13. The second question pertains to allowability of unpaid sales tax under Section 43B of the Act of 1961. During the relevant time the assessee was maintaining his books of account in which the accounting year ended on Dipawali each year. As on the date of the previous year ending on November 12, 1985, a sum of Rs. 24,537 was due on account of sales tax liability which became payable but remained yet to be paid. The assessee has deposited Rs. 24,092 on December 10, 1985, i.e., within the time allowed under the sales tax law, for that liability. The assessing authority disallowed the expenses on account of sales tax liability amounting to Rs. 24,537 by having recourse to Section 43B(a). The Tribunal has ultimately allowed the deduction on account of payment of sales tax to the extent it was paid on December 10, 1985, relying on the decision of Andhra Pradesh High Court in Srikakollu Subba Rao and Co. v. Union of India [1988] 173 ITR 708, that when statutory liability is paid within the stipulated period permitted under the respective tax law, it has to be allowed.
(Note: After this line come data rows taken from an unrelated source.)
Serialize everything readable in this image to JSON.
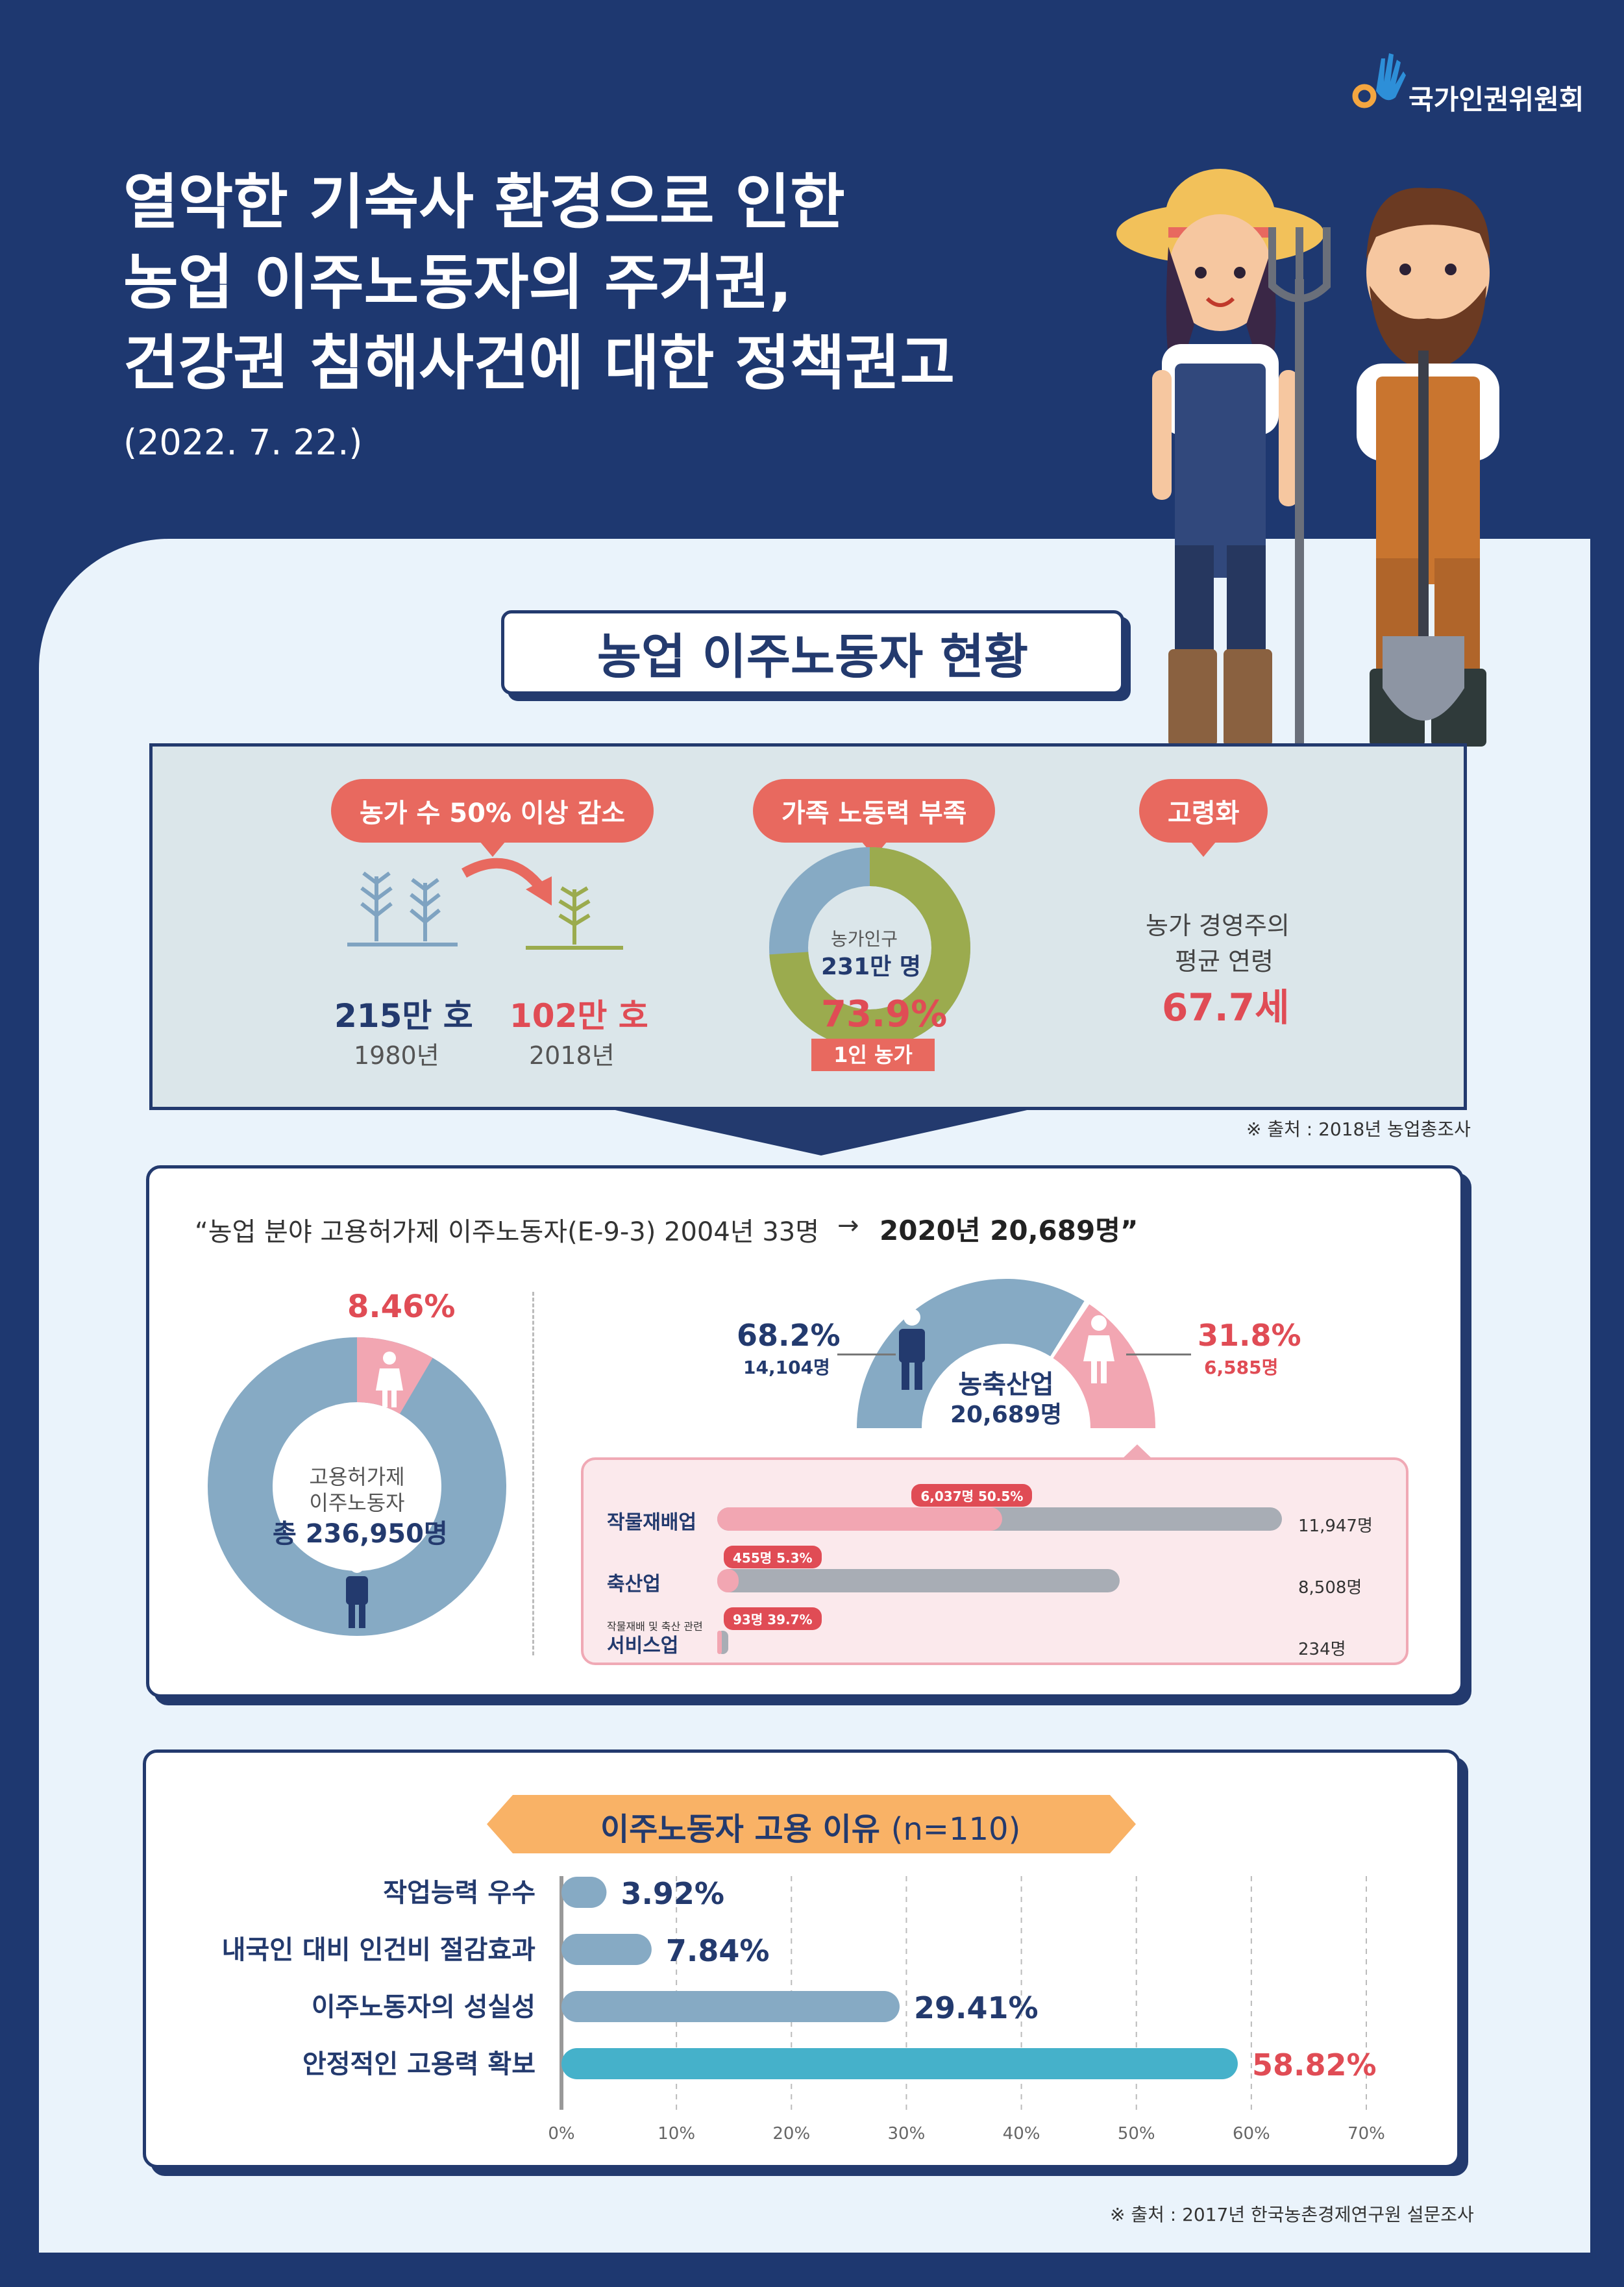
{
  "org": {
    "name": "국가인권위원회",
    "logo_icon": "hand-logo-icon"
  },
  "header": {
    "title_lines": [
      "열악한 기숙사 환경으로 인한",
      "농업 이주노동자의 주거권,",
      "건강권 침해사건에 대한 정책권고"
    ],
    "date": "(2022. 7. 22.)"
  },
  "section": {
    "title": "농업 이주노동자 현황"
  },
  "status": {
    "decline": {
      "label": "농가 수 50% 이상 감소",
      "before_value": "215만 호",
      "before_year": "1980년",
      "after_value": "102만 호",
      "after_year": "2018년"
    },
    "family": {
      "label": "가족 노동력 부족",
      "center_label": "농가인구",
      "center_value": "231만 명",
      "percent": "73.9%",
      "percent_value": 73.9,
      "tag": "1인 농가"
    },
    "aging": {
      "label": "고령화",
      "desc_line1": "농가 경영주의",
      "desc_line2": "평균 연령",
      "value": "67.7세"
    },
    "source": "※ 출처 : 2018년 농업총조사"
  },
  "workers": {
    "quote_prefix": "“농업 분야 고용허가제 이주노동자(E-9-3) 2004년 33명",
    "arrow": "→",
    "quote_bold": "2020년 20,689명”",
    "total_donut": {
      "female_percent": "8.46%",
      "female_value": 8.46,
      "line1": "고용허가제",
      "line2": "이주노동자",
      "total": "총 236,950명"
    },
    "gauge": {
      "male_percent": "68.2%",
      "male_count": "14,104명",
      "male_value": 68.2,
      "female_percent": "31.8%",
      "female_count": "6,585명",
      "female_value": 31.8,
      "center_line1": "농축산업",
      "center_line2": "20,689명"
    },
    "bars": [
      {
        "label": "작물재배업",
        "small_label": "",
        "female_count": "6,037명",
        "female_percent": "50.5%",
        "female_value": 50.5,
        "total_label": "11,947명",
        "total": 11947
      },
      {
        "label": "축산업",
        "small_label": "",
        "female_count": "455명",
        "female_percent": "5.3%",
        "female_value": 5.3,
        "total_label": "8,508명",
        "total": 8508
      },
      {
        "label": "서비스업",
        "small_label": "작물재배 및 축산 관련",
        "female_count": "93명",
        "female_percent": "39.7%",
        "female_value": 39.7,
        "total_label": "234명",
        "total": 234
      }
    ]
  },
  "reasons": {
    "title": "이주노동자 고용 이유",
    "n": "(n=110)",
    "source": "※ 출처 : 2017년 한국농촌경제연구원 설문조사",
    "chart_data": {
      "type": "bar",
      "orientation": "horizontal",
      "title": "이주노동자 고용 이유 (n=110)",
      "categories": [
        "작업능력 우수",
        "내국인 대비 인건비 절감효과",
        "이주노동자의 성실성",
        "안정적인 고용력 확보"
      ],
      "values": [
        3.92,
        7.84,
        29.41,
        58.82
      ],
      "value_labels": [
        "3.92%",
        "7.84%",
        "29.41%",
        "58.82%"
      ],
      "xlim": [
        0,
        70
      ],
      "xticks": [
        "0%",
        "10%",
        "20%",
        "30%",
        "40%",
        "50%",
        "60%",
        "70%"
      ],
      "grid": true,
      "colors": [
        "#86aac4",
        "#86aac4",
        "#86aac4",
        "#45b1ca"
      ]
    }
  }
}
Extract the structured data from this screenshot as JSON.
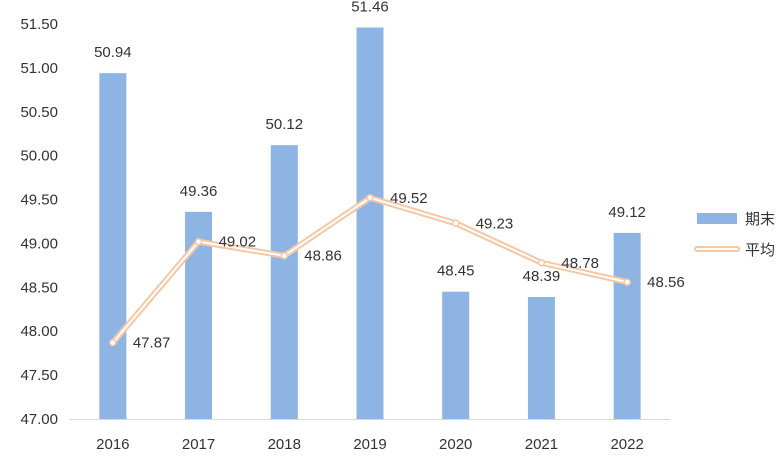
{
  "chart_data": {
    "type": "bar+line",
    "title": "",
    "xlabel": "",
    "ylabel": "",
    "categories": [
      "2016",
      "2017",
      "2018",
      "2019",
      "2020",
      "2021",
      "2022"
    ],
    "ylim": [
      47.0,
      51.5
    ],
    "yticks": [
      "47.00",
      "47.50",
      "48.00",
      "48.50",
      "49.00",
      "49.50",
      "50.00",
      "50.50",
      "51.00",
      "51.50"
    ],
    "grid": false,
    "legend_position": "right",
    "series": [
      {
        "name": "期末",
        "type": "bar",
        "color": "#8EB4E3",
        "values": [
          50.94,
          49.36,
          50.12,
          51.46,
          48.45,
          48.39,
          49.12
        ],
        "labels": [
          "50.94",
          "49.36",
          "50.12",
          "51.46",
          "48.45",
          "48.39",
          "49.12"
        ]
      },
      {
        "name": "平均",
        "type": "line",
        "color": "#F5C7A5",
        "values": [
          47.87,
          49.02,
          48.86,
          49.52,
          49.23,
          48.78,
          48.56
        ],
        "labels": [
          "47.87",
          "49.02",
          "48.86",
          "49.52",
          "49.23",
          "48.78",
          "48.56"
        ]
      }
    ]
  }
}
14. The controversy which earlier existed on account of different view taken by the High Court of Delhi in Escorts Ltd. v. Union of India [1991] 189 ITR 81 and Sanghi Motors v. Union of India [1991] 187 ITR 703 (Delhi) stood resolved by reversing the Delhi High Court judgment in Escorts Ltd. v. Union of India [1991] 189 ITR 81 and overruling Sanghi Motors’ case [1991] 187 ITR 703 (Delhi) in Allied Motors (P.) Ltd. v. CIT [1997] 224 ITR 677 (SC). The apex court held that Explanation 2 to Section 43B shall not be overriding proviso to Section 43B(a) as in force, during all relevant time read with the first proviso and Explanation 2 are to be read together harmoniously so as not to make the provisions of Section 43B unduly harsh and clarified the scope and ambit of the proviso to Section 43B which makes it abundantly clear that nothing contained in Clause (a) shall be applicable in respect of the previous year in which liability to pay such sum was incurred as aforesaid and is actually paid by the assessee on or before the due date for furnishing the return of income under Sub-section (1) of Section 139 . This matter also received attention of this court in two recent decisions rendered in CIT v. Shree Laxmi Industrial Co. (D. B. Income-tax Reference No. 14 of 1994, decided on April 18, 2001) and CIT v. Mahaveer Polymers (D. B. Income-tax Reference No. 3 of 1994, decided on April 18, 2001). This court has opined :

“First proviso in fact provides an exception to the general provision that even where tax which has become payable during the previous year relevant to the assessment year in question is not paid within the previous year, but is paid before return under Section 139(1) is due, still the assessee shall not be deprived of claiming allowance in respect of such payment by excluding the operation of Clause (a) of Section 43B in such event. Reading of the Explanation 2 as the Revenue contends and has been accepted by the Delhi High Court, shall render the first proviso to Section 43B otiose, and meaningless while enacting Explanation 2, first proviso to Section 43B has not been deleted, nor Explanation 2 is a non obstante clause.”

15. In view of the aforesaid judgments, question No. 2 is also answered in the affirmative, that is to say, in favour of the assessee and against the Revenue. There shall be no orders as to costs.